Et il quitte le salon, en évitant de regarder les longues jambes bronzées de Lily Noctis reposant sur l’accoudoir du canapé blanc.
Dès qu’il est sorti, elle pianote du bout de l’aiguille sur le clavier de sa montre. Le stade de man-ball, sur l’écran mural, cède la place à une nuée grise et noire parcourue de parasites.
– Vous êtes là, mes chéris ?
Elle monte le son. Au bout de quelques instants, une rumeur aiguë se mêle aux crachotements des parasites. Des zébrures parcourent l’écran, les points blancs s’intensifient sur le fond noir, des silhouettes se forment dans la neige électrique. Une petite main apparaît. Une autre. Un visage se dessine, happé aussitôt par une masse informe qui recompose des contours : un nouveau visage, un autre, encore un autre ; une grappe de petits visages changeants qui essaient de se rendre reconnaissables. Le regard fixe de Lily Noctis s’assombrit, se durcit dans le reflet des parasites.
– J’appelle Iris Vigor, neuf ans et demi, prononce-t-elle lentement d’une voix creusée.
La grappe humaine se résorbe dans un magma gémissant, d’où émergent peu à peu les traits indistincts d’une petite fille avec des couettes.
– C’est moi, c’est moi ! Iris Vigor, c’est moi !
La voix de synthèse, irrégulière, métallique, essaie d’imiter les inflexions d’une petite fille joyeuse.
– Regarde, papa, comme je suis haut dans l’arbre…
– Ça va, ça va, coupe Lily, agacée. Inutile de te fatiguer : ton père ne t’entendra jamais. Aucun être vivant ne peut t’entendre, à part moi.
– Au secours, madame, je suis toute seule !
– Je m’en fous, tu ne m’intéresses pas. Concentre-toi sur ma pensée : je t’envoie une fréquence vibratoire sur laquelle tu vas te brancher, et tu trouveras quelqu’un à qui parler. Raconte-lui tes malheurs, dis-lui tout ce que tu as sur le cœur et passe-lui ta souffrance : ça lui fera du bien et tu te sentiras beaucoup mieux, après. Concentre-toi : voici la fréquence.
Les parasites s’interrompent sur l’écran, comme figés dans la glace ; leur silence se charge d’une intensité qui diminue un instant l’éclairage de la pièce.
– Merci, madame ! s’écrie dans le vide de la télévision la voix parfaitement claire de la petite morte.
– Mademoiselle, rectifie Lily Noctis en s’étirant langoureusement.
– Et nous ? Et nous ? implore un chœur dissonant de cris enfantins.

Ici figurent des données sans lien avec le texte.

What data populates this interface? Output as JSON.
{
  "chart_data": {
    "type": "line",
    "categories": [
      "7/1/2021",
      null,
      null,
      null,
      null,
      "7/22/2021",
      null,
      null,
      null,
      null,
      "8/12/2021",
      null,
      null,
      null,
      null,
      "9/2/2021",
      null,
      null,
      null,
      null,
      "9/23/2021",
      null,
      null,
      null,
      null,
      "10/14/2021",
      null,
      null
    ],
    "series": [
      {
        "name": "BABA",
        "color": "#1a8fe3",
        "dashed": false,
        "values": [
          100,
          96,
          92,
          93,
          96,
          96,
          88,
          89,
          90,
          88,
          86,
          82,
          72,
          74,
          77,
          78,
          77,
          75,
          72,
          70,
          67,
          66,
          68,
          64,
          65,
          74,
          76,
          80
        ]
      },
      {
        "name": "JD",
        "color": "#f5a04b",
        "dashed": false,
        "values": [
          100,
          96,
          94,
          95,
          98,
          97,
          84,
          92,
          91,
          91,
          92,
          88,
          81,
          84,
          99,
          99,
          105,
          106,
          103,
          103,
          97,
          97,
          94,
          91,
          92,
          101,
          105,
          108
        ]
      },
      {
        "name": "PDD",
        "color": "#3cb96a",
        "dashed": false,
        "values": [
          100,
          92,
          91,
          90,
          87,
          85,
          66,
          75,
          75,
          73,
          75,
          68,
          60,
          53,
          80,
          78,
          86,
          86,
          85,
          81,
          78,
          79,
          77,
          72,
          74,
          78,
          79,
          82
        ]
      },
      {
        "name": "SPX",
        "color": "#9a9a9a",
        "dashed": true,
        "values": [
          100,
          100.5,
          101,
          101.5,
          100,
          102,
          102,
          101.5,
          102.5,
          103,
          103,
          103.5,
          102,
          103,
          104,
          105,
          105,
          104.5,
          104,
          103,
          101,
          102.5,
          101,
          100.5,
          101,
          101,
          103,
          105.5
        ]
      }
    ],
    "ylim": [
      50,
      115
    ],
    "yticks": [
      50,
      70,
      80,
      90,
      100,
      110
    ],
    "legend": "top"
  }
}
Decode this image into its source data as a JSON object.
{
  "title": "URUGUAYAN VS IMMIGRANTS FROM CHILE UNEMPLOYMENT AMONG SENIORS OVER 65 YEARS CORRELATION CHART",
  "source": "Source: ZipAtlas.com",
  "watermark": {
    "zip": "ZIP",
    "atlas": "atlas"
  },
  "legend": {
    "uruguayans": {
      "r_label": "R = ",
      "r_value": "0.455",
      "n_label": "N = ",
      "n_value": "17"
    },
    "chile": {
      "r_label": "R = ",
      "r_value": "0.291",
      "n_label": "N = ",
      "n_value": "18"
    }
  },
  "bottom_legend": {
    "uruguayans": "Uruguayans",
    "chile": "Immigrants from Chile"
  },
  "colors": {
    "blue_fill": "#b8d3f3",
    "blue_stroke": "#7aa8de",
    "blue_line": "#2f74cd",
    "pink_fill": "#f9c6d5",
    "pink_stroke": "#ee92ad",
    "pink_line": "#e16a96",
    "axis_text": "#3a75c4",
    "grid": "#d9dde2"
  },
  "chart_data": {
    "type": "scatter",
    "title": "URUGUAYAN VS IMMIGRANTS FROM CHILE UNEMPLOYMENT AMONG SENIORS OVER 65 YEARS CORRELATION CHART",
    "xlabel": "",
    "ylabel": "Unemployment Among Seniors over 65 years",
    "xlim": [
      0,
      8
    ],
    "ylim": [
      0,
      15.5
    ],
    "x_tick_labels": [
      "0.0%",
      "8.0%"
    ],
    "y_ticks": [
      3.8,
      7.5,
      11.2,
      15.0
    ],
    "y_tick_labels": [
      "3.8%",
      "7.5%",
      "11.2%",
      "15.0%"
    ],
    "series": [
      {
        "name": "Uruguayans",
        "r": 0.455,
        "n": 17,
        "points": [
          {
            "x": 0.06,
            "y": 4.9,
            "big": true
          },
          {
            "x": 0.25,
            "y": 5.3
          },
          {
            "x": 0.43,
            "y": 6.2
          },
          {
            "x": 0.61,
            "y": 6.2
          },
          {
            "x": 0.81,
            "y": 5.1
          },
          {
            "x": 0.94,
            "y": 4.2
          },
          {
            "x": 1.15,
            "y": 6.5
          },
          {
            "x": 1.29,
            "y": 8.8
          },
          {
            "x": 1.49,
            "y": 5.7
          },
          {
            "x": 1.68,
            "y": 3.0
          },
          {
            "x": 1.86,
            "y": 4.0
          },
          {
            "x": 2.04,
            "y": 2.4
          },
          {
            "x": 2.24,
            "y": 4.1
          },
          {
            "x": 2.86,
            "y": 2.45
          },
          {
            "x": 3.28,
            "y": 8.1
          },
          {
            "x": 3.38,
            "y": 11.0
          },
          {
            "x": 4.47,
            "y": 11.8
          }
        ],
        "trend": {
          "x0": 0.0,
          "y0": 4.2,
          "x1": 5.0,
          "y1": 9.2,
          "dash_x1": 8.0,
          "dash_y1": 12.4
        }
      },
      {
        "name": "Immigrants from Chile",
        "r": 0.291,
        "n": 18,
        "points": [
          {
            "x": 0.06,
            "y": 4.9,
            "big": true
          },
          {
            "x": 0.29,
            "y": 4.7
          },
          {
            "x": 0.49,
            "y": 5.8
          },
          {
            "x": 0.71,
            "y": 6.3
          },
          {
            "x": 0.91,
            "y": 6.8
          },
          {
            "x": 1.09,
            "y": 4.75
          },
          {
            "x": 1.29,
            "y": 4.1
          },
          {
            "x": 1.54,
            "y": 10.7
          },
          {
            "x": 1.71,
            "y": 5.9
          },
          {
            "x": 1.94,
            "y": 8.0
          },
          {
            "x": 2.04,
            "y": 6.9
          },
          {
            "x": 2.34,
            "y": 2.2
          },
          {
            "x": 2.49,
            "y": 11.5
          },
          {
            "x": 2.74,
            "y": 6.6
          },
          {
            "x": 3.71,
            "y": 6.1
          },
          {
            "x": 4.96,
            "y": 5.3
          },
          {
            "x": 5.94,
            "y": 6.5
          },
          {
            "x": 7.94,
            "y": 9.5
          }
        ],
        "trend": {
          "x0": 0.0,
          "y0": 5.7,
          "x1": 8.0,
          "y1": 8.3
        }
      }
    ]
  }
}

– Vos gueules, répond Lily en éteignant l’écran.
Après quelques secondes de silence, elle fixe le plafond en demandant :
– Ça va toujours, Thomas ? Eh oui, tu viens de voir le sort qui t’attend quand tu seras mort. Désagréable, n’est-ce pas, l’au-delà des moins de treize ans ?… Tu conclus de mes paroles qu’il te reste moins de trois mois à vivre, et tu as peut-être raison. Je m’étonne que le choc ne t’ait pas réveillé en sursaut. Tu es courageux, Thomas Drimm. Ou alors tu aimes ça. Toi qui es un garçon si bien, tu es attiré par les forces du Mal, et tu te demandes pourquoi. Bientôt tu comprendras. J’ai hâte que tu viennes te mesurer à moi en chair et en os, jeune homme…
Elle s’étire avec un soupir de bien-être, en travers du canapé. Puis elle reprend son épingle à cheveux, la pointe vers le clavier de sa montre.
– À très vite, Thomas Drimm.
Et elle pique trois fois la touche 6.